Blogger studies history to rate this year’s up-and-comers

- David Staples dstaples@edmontonjo­urnal. com edmontonjo­urnal. com Use your smartphone to access the Journal’s Cult of Hockey blog by scanning this scan code.

We can all be certain the Edmonton Oilers will draft a very good player with the seventh overall pick in the NHL entry draft, right?

It’s all but certain that one of three highly rated forwards — Sean Monahan, Elias Lindholm or Valeri Nichushkin — will be available then, and there is no end to the rave reviews about each of them.

Scouts and draft experts have compared Mohanan, a centre out of Ottawa, to the likes of Eric Staal, Gabriel Landeskog and Patrice Bergeron.

Lindholm, a Swedish prospect, has been mentioned in the same sentence as Peter Forsberg. And a Tampa Bay scout raved about Nichushkin being as dominant in one tournament as Alex Ovechkin or Evgeni Malkin.

The comparison­s are impressive, indeed, but alas, I’m here to suggest it’s best not to get your hopes up too high. About a third of the players selected sixth through tenth in the entry draft since 1990 have been very good players, but another third have been average players and the final third have been busts.

The odds are that one of Lindholm, Monahan or Nichushkin will not flourish, even as we might hope for the best for all of them.

At the Copper & Blue blog, writer Scott Reynolds has been taken a close looking at the scoring records of all toprated prospects to see which ones are the best bets. Reynolds starts his ranking with where the players are rated by NHL scouts and draft experts like TSN’s Bob McKenzie.

He then studies the goal- and point-scoring results of other players drafted in similar slots since the 1980s. He then adjusts the point totals for the era in which each player put up his numbers, as it was much easier to score in the 1980s than it is now. By doing all this, Reynolds comes up with a list of the most similar players to each 2013 prospect.

Reynolds has found the comparable adjusted point producers in Sean Monahan’s draft range to be Patrick Marleau, Sylvain Turgeon, Jeff O’Neill, Nazem Kadri, Scott Glennie, Brayden Schenn, Petr Nedved, Martin Lapointe, Matt Duchene and Denis Shvidki. There are some strong players there, including Marleau and Duchene, but also some busts, Glennie and Shvidki.

In compiling his lists of comparable­s, Reynolds, 29, a lifelong Oilers fan, has come to the conclusion that when many scouts and draft pundits talk about potential top picks, they focus on the best possible outcome, not the wide array of possibilit­ies, some of which aren’t too rosy.
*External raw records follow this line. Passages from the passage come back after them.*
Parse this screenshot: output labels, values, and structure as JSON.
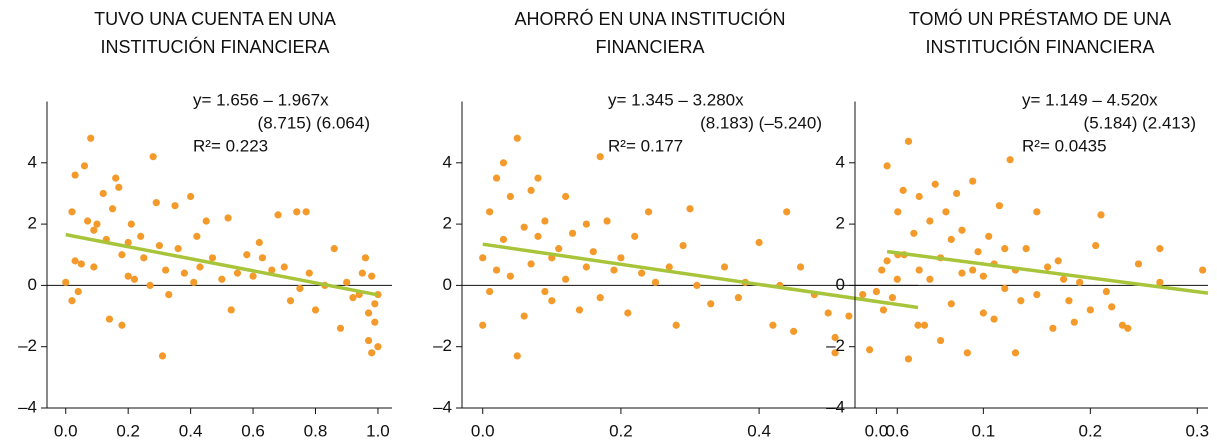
{
  "chart_data": [
    {
      "type": "scatter",
      "title": [
        "TUVO UNA CUENTA EN UNA",
        "INSTITUCIÓN FINANCIERA"
      ],
      "color": "#f39a2b",
      "x": [
        0.0,
        0.02,
        0.02,
        0.03,
        0.03,
        0.04,
        0.05,
        0.06,
        0.07,
        0.08,
        0.09,
        0.09,
        0.1,
        0.12,
        0.13,
        0.14,
        0.15,
        0.16,
        0.17,
        0.18,
        0.18,
        0.2,
        0.2,
        0.21,
        0.22,
        0.24,
        0.25,
        0.27,
        0.28,
        0.29,
        0.3,
        0.31,
        0.32,
        0.33,
        0.35,
        0.36,
        0.38,
        0.4,
        0.41,
        0.42,
        0.43,
        0.45,
        0.47,
        0.5,
        0.52,
        0.53,
        0.55,
        0.58,
        0.6,
        0.62,
        0.63,
        0.66,
        0.68,
        0.7,
        0.72,
        0.74,
        0.75,
        0.77,
        0.78,
        0.8,
        0.83,
        0.86,
        0.88,
        0.9,
        0.92,
        0.94,
        0.96,
        0.97,
        0.97,
        0.98,
        0.98,
        0.99,
        0.99,
        1.0,
        1.0,
        0.95
      ],
      "values": [
        0.1,
        -0.5,
        2.4,
        3.6,
        0.8,
        -0.2,
        0.7,
        3.9,
        2.1,
        4.8,
        1.8,
        0.6,
        2.0,
        3.0,
        1.5,
        -1.1,
        2.5,
        3.5,
        3.2,
        -1.3,
        1.0,
        0.3,
        1.4,
        2.0,
        0.2,
        1.6,
        0.9,
        0.0,
        4.2,
        2.7,
        1.3,
        -2.3,
        0.5,
        -0.3,
        2.6,
        1.2,
        0.4,
        2.9,
        0.1,
        1.6,
        0.6,
        2.1,
        0.9,
        0.2,
        2.2,
        -0.8,
        0.4,
        1.0,
        0.3,
        1.4,
        0.9,
        0.5,
        2.3,
        0.6,
        -0.5,
        2.4,
        -0.1,
        2.4,
        0.4,
        -0.8,
        0.0,
        1.2,
        -1.4,
        0.1,
        -0.4,
        -0.3,
        0.9,
        -1.8,
        -0.9,
        0.3,
        -2.2,
        -1.2,
        -0.6,
        -2.0,
        -0.3,
        0.4
      ],
      "fit": {
        "color": "#a8c43a",
        "intercept": 1.656,
        "slope": -1.967,
        "x": [
          0,
          1
        ]
      },
      "annotation": [
        "y= 1.656 – 1.967x",
        "(8.715) (6.064)",
        "R²= 0.223"
      ],
      "xlim": [
        -0.06,
        1.045
      ],
      "ylim": [
        -4,
        6
      ],
      "xticks": [
        {
          "value": 0,
          "label": "0.0"
        },
        0.2,
        0.4,
        0.6,
        0.8,
        {
          "value": 1,
          "label": "1.0"
        }
      ],
      "yticks": [
        {
          "value": -4,
          "label": "–4"
        },
        {
          "value": -2,
          "label": "–2"
        },
        0,
        2,
        4
      ]
    },
    {
      "type": "scatter",
      "title": [
        "AHORRÓ EN UNA INSTITUCIÓN",
        "FINANCIERA"
      ],
      "color": "#f39a2b",
      "x": [
        0.0,
        0.0,
        0.01,
        0.01,
        0.02,
        0.02,
        0.03,
        0.03,
        0.04,
        0.04,
        0.05,
        0.05,
        0.06,
        0.06,
        0.07,
        0.07,
        0.08,
        0.08,
        0.09,
        0.09,
        0.1,
        0.1,
        0.11,
        0.12,
        0.12,
        0.13,
        0.14,
        0.15,
        0.15,
        0.16,
        0.17,
        0.17,
        0.18,
        0.19,
        0.2,
        0.21,
        0.22,
        0.23,
        0.24,
        0.25,
        0.27,
        0.28,
        0.29,
        0.3,
        0.31,
        0.33,
        0.35,
        0.37,
        0.38,
        0.4,
        0.42,
        0.43,
        0.44,
        0.45,
        0.46,
        0.48,
        0.5,
        0.51,
        0.51,
        0.53,
        0.55,
        0.56,
        0.58,
        0.6,
        0.61,
        0.63
      ],
      "values": [
        -1.3,
        0.9,
        2.4,
        -0.2,
        3.5,
        0.5,
        4.0,
        1.5,
        0.3,
        2.9,
        -2.3,
        4.8,
        -1.0,
        1.9,
        3.1,
        0.7,
        3.5,
        1.6,
        -0.2,
        2.1,
        0.9,
        -0.5,
        1.2,
        2.9,
        0.2,
        1.7,
        -0.8,
        2.0,
        0.6,
        1.1,
        4.2,
        -0.4,
        2.1,
        0.5,
        0.9,
        -0.9,
        1.6,
        0.4,
        2.4,
        0.1,
        0.6,
        -1.3,
        1.3,
        2.5,
        0.0,
        -0.6,
        0.6,
        -0.4,
        0.1,
        1.4,
        -1.3,
        0.0,
        2.4,
        -1.5,
        0.6,
        -0.3,
        -0.9,
        -1.7,
        -2.2,
        -1.0,
        -0.3,
        -2.1,
        -0.8,
        0.2,
        1.0,
        -1.3
      ],
      "fit": {
        "color": "#a8c43a",
        "intercept": 1.345,
        "slope": -3.28,
        "x": [
          0,
          0.63
        ]
      },
      "annotation": [
        "y= 1.345 –  3.280x",
        "(8.183) (–5.240)",
        "R²= 0.177"
      ],
      "xlim": [
        -0.03,
        0.63
      ],
      "ylim": [
        -4,
        6
      ],
      "xticks": [
        {
          "value": 0,
          "label": "0.0"
        },
        0.2,
        0.4,
        0.6
      ],
      "yticks": [
        {
          "value": -4,
          "label": "–4"
        },
        {
          "value": -2,
          "label": "–2"
        },
        0,
        2,
        4
      ]
    },
    {
      "type": "scatter",
      "title": [
        "TOMÓ UN PRÉSTAMO DE UNA",
        "INSTITUCIÓN FINANCIERA"
      ],
      "color": "#f39a2b",
      "x": [
        0.0,
        0.005,
        0.01,
        0.01,
        0.015,
        0.02,
        0.02,
        0.025,
        0.03,
        0.03,
        0.035,
        0.04,
        0.04,
        0.045,
        0.05,
        0.05,
        0.055,
        0.06,
        0.06,
        0.065,
        0.07,
        0.07,
        0.075,
        0.08,
        0.08,
        0.085,
        0.09,
        0.09,
        0.095,
        0.1,
        0.1,
        0.105,
        0.11,
        0.11,
        0.115,
        0.12,
        0.12,
        0.125,
        0.13,
        0.13,
        0.135,
        0.14,
        0.15,
        0.15,
        0.16,
        0.165,
        0.17,
        0.175,
        0.18,
        0.185,
        0.19,
        0.2,
        0.205,
        0.21,
        0.215,
        0.22,
        0.23,
        0.235,
        0.245,
        0.265,
        0.265,
        0.305
      ],
      "values": [
        -0.2,
        0.5,
        3.9,
        0.8,
        -0.4,
        2.4,
        1.0,
        3.1,
        4.7,
        -2.4,
        1.7,
        0.5,
        2.9,
        -1.3,
        0.2,
        2.1,
        3.3,
        0.9,
        -1.8,
        2.4,
        1.5,
        -0.6,
        3.0,
        0.4,
        1.8,
        -2.2,
        0.5,
        3.4,
        1.1,
        -0.9,
        0.3,
        1.6,
        -1.1,
        0.7,
        2.6,
        -0.1,
        1.2,
        4.1,
        -2.2,
        0.5,
        -0.5,
        1.2,
        2.4,
        -0.3,
        0.6,
        -1.4,
        0.8,
        0.2,
        -0.5,
        -1.2,
        0.1,
        -0.8,
        1.3,
        2.3,
        -0.2,
        -0.7,
        -1.3,
        -1.4,
        0.7,
        1.2,
        0.1,
        0.5
      ],
      "fit": {
        "color": "#a8c43a",
        "intercept": 1.149,
        "slope": -4.52,
        "x": [
          0.01,
          0.31
        ]
      },
      "annotation": [
        "y= 1.149 – 4.520x",
        "(5.184) (2.413)",
        "R²= 0.0435"
      ],
      "xlim": [
        -0.02,
        0.31
      ],
      "ylim": [
        -4,
        6
      ],
      "xticks": [
        {
          "value": 0,
          "label": "0.0"
        },
        0.1,
        0.2,
        0.3
      ],
      "yticks": [
        {
          "value": -4,
          "label": "–4"
        },
        {
          "value": -2,
          "label": "–2"
        },
        0,
        2,
        4
      ]
    }
  ]
}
Reynolds has Lindholm ranked fifth among 2013 prospects. He thinks there’s a chance the Swede will be available when the Oilers pick. There are few Swedish players drafted so high, so fewer comparable players for a case study of Lindholm, but the names on Reynolds’ list are encouragin­g: Forsberg, Henrik Sedin, Markus Naslund, Nicklas Backstrom and Robert Nilsson.

Reynolds make one caution, in that the top Swedish league isn’t as strong now as it was when Forsberg, the Sedins and Naslund played, which means Lindholm’s offensive production might not translate to the NHL quite so well.

But Reynolds says as long as the Oilers take one of Monahan, Lindholm, Nichushkin or two highly rated defenders, Darnell Nurse and Rasmus Ristolaine­n, he will consider Edmonton’s draft day a success.